The armored hero (we can call him Tony Starch!) joins two other heroic veggies — Wolverine Mr. Potato Head and Thor Mr. Potato Head — as the vanguard of a new Marvel line that will try to stir attention as a collector’s item. The product description from Hasbro: “The attention to detail, scale and consistent design elements … with a variety of fun components to mix and match, or collectors can proudly display them thanks to their compact size and design intricacy.”
Iron Man has been a Mr. Potato Head before but the other tough guys are newbies. All three of characters are returning to the big screen in 2013 and collectively (if you count cameos) they will finish the year with appearances in 14 feature films.
As Hollywood brands go, actually, Mr. Potato Head hasn’t exactly been sitting at home on the couch. Toy Story 3, his third movie, now stands as the highest-grossing animated film in international box office history with a take of more than $1 billion.The Pixar success is merely one chapter in the long, strange saga of a toy brand that was (appropriately) ground-breaking when it first came into view in 1952. To help you peel back the history, here are five fully baked facts about Mr. Potato Head.
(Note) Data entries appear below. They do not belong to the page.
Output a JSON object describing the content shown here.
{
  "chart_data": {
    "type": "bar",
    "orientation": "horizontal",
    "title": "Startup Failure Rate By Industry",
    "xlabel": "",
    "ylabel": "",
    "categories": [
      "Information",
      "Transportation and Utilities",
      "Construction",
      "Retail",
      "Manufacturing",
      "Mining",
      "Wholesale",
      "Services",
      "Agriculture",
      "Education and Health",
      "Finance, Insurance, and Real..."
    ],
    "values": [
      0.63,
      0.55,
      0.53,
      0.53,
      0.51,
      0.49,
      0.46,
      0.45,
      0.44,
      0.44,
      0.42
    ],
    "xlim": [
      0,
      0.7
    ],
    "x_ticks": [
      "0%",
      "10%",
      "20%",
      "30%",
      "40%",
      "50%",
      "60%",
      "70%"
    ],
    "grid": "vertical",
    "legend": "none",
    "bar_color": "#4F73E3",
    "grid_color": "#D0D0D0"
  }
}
1. He was alive once. Seriously, the first Mr. Potato Head’s were genuine potatoes that had been fashioned into “unique” playthings with a kit that came with 28 items (16 body parts, eight pieces of felt hair, three hats and a pipe). Check out a vintage commercial…
NEXT: PEEL BACK HISTORY
2. The Potato Head commercials, by the way, were transformative – Mr. P.H. was the first toy advertised in a dedicated television commercial and they were the first commercials to speak directly to youngsters, not their parents. It was genius, as efficient as a McDonalds French fry. Hasbro piled up a then-astounding $4 million in a matter of months.
3. Mrs. Potato Head debuted in 1953. The family grew to include little Spud and Yam, and kids could even buy them a family car — the best potato upgrade since butter.
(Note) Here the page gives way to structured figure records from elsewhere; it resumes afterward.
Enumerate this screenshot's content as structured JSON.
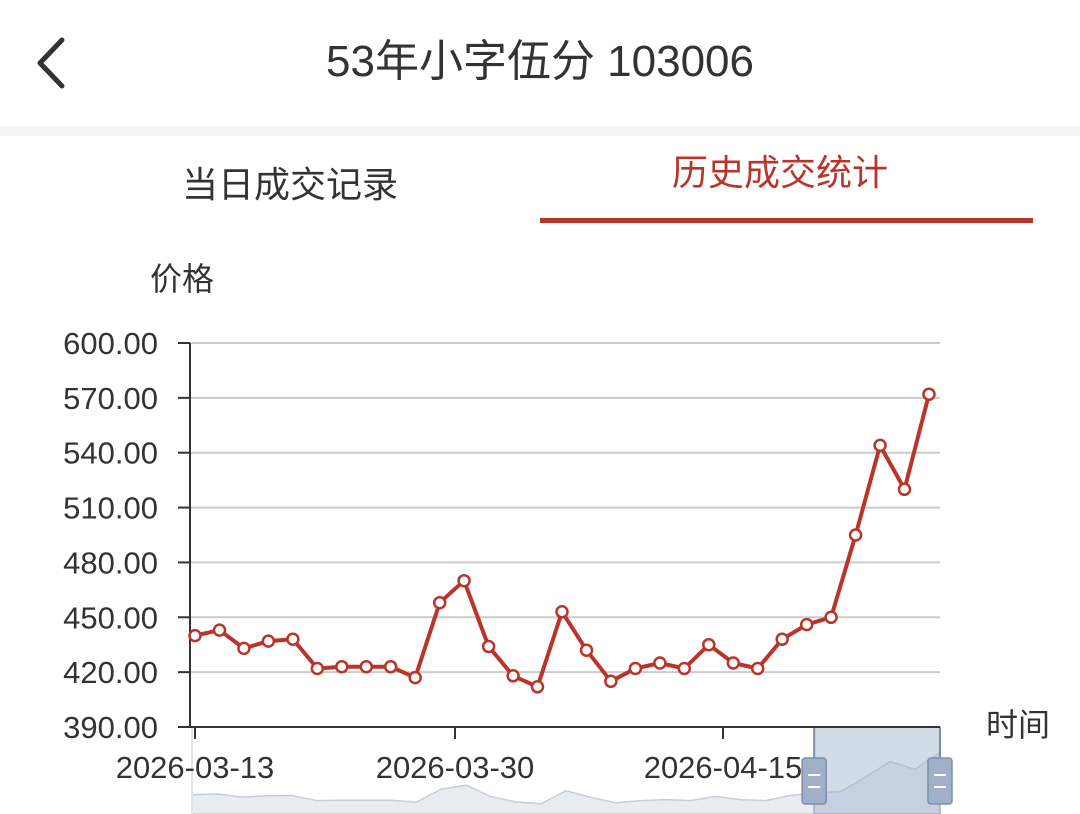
{
  "header": {
    "title": "53年小字伍分 103006"
  },
  "tabs": [
    {
      "label": "当日成交记录",
      "active": false
    },
    {
      "label": "历史成交统计",
      "active": true
    }
  ],
  "colors": {
    "accent": "#b9352a",
    "text": "#333333",
    "grid": "#cccccc"
  },
  "icons": {
    "back": "chevron-left-icon",
    "zoom_handle": "drag-handle-icon"
  },
  "chart_data": {
    "type": "line",
    "ylabel": "价格",
    "xlabel": "时间",
    "ylim": [
      390,
      600
    ],
    "y_ticks": [
      "390.00",
      "420.00",
      "450.00",
      "480.00",
      "510.00",
      "540.00",
      "570.00",
      "600.00"
    ],
    "x_ticks": [
      "2026-03-13",
      "2026-03-30",
      "2026-04-15"
    ],
    "grid": true,
    "series": [
      {
        "color": "#b9352a",
        "values": [
          440,
          443,
          433,
          437,
          438,
          422,
          423,
          423,
          423,
          417,
          458,
          470,
          434,
          418,
          412,
          453,
          432,
          415,
          422,
          425,
          422,
          435,
          425,
          422,
          438,
          446,
          450,
          495,
          544,
          520,
          572
        ]
      }
    ],
    "zoom_slider": {
      "start_fraction": 0.92,
      "end_fraction": 1.0
    }
  }
}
4. Parents complained that children shouldn’t play with their food and seriously hated the new tradition of finding rotted vegetables with angry eyes behind toy chests and under beds. The plastic potato arrived in 1964.
5. Mr. Potato Head was inducted into the Toy Hall of Fame in 2000. That was five years after he appeared in the first Toy Story as the only licensed brand among the main character. Savvy move by Hasbro, a company that didn’t just fall off the turnip truck.